“You are only dense like so many worthy folk, where others are concerned. When I prepared you for confirmation, when we read together before you went up for Sandhurst, I discovered joyfully your modesty. Don’t squirm! We’ll have this out. You’re not the swaggering sort. I’ve never caught you preening yourself. It is quite likely that you are unaware of your attractiveness.”
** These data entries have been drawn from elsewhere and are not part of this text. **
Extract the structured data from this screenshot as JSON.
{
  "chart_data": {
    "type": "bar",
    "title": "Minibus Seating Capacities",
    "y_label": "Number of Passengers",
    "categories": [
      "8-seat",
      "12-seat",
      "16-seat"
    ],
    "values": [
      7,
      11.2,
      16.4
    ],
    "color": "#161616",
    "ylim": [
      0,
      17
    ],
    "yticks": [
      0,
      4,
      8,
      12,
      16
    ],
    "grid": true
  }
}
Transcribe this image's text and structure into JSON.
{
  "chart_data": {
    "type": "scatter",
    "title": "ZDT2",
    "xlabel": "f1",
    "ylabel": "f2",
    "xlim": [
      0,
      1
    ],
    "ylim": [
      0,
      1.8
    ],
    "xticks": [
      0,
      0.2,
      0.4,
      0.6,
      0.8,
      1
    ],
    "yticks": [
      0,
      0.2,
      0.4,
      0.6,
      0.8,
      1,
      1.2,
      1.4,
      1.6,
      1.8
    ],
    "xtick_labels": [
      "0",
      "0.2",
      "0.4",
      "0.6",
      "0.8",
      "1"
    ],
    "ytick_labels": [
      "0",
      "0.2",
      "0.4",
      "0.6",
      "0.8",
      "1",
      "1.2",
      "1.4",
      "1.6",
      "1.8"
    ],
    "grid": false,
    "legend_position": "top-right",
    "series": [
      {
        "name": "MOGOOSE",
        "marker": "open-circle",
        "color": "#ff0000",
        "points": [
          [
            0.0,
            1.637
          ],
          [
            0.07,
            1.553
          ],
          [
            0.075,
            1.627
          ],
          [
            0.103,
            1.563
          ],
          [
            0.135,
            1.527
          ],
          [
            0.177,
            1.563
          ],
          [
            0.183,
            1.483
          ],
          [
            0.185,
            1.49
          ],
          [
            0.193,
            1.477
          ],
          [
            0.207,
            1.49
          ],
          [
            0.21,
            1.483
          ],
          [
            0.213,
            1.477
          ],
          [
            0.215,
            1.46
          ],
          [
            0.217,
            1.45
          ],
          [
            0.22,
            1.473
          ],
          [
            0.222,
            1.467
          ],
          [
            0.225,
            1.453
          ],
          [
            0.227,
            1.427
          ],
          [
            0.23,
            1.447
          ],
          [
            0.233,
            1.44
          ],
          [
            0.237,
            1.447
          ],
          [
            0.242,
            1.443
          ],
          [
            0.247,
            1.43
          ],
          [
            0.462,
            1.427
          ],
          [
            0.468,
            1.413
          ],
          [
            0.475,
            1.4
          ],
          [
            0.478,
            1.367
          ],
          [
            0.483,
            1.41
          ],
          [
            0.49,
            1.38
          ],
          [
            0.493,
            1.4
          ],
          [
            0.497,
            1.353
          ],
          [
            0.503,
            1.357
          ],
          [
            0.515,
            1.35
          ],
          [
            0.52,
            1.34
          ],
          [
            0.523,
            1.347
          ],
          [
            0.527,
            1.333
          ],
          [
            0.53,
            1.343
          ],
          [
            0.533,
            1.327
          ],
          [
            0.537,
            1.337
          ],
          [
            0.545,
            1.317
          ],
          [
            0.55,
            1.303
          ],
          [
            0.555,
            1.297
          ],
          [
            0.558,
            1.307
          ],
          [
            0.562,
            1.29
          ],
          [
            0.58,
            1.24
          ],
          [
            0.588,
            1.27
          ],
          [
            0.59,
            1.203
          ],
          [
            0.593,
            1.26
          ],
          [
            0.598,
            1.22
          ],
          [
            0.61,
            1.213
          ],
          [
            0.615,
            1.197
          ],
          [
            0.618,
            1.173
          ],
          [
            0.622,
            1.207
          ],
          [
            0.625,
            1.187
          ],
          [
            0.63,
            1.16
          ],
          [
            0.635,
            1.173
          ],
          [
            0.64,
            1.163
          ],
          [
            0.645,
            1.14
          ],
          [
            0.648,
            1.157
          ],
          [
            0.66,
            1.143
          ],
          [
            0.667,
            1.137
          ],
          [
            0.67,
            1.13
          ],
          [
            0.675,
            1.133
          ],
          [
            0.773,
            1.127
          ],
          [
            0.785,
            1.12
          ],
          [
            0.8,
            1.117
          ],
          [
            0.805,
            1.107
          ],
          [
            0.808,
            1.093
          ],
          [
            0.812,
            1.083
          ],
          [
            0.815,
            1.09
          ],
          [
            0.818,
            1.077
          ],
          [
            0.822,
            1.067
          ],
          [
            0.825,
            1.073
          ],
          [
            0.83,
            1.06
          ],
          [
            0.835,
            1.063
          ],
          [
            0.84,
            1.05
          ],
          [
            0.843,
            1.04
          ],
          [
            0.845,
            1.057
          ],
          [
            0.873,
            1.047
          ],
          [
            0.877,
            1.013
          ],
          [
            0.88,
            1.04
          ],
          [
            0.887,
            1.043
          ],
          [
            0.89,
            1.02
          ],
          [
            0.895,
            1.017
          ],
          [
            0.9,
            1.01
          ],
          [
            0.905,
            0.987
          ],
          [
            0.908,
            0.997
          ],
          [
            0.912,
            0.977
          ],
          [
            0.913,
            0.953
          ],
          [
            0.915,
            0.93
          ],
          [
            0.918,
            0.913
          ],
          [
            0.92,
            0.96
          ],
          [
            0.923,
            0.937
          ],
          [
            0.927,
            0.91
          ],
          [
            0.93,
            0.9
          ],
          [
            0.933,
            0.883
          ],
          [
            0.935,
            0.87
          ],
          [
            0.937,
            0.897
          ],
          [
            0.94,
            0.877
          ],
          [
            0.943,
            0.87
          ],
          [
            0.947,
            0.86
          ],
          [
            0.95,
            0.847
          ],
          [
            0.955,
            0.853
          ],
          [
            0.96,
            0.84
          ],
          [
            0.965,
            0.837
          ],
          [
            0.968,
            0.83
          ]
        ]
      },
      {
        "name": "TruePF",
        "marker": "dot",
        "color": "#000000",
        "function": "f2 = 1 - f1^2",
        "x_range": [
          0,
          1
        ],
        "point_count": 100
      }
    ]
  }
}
Lionel did squirm, but the Parson held him tightly.
“Oh, I say, sir——!”
“More—you exercise the faculties that have been well exercised already. I didn’t get my ‘blue’ that way. At first I was a hopeless duffer at cricket. I believed that I wasn’t built for cricket. But something inside of me bit at my vitals, and I went to work with my brains—and after much tribulation I got there.”
“By Jove! you did!”
“Well, suppose you profit by my experience. Try harder to measure your own potentialities. Joyce has lost her mother. I try, very ineffectively, to take her place. In a word, Lionel, playing about with Joyce may be fun for you, regarding her as you do almost as a sister, but it might be disastrous for her. What it has cost me to say this you may realise when you have a daughter of your own.”
“Thank you, sir,” said Lionel, in a different tone.
This talk with a man who detested mere chatter opened Lionel’s eyes. Was it possible that little Joyce could care for him in another way?
It is humorous to reflect that Hamlin—acting according to his lights—had brought about the one consummation he wished to avoid. He had underrated Lionel’s modesty, and indicated possibilities which hitherto had been beyond the young fellow’s horizon. Probably, Mrs. Hamlin—had she been alive—would have handled the same subject differently. The mere idea that Joyce might regard him other than as a pal made Lionel think of her, tenderly and chivalrously, as a woman abundantly equipped to inspire a warmer sentiment than friendship. But when he put the straight question to his inner consciousness: “Am I in love?” he couldn’t answer it.
But he obeyed the letter of the Parson’s injunction. He made no further effort to secure those pleasant heart-to-heart talks which he had missed so confoundedly. And here again—as the judicious will agree—he was playing Cupid’s game. Joyce felt piqued by the subtle change in him. She wondered if she had offended him.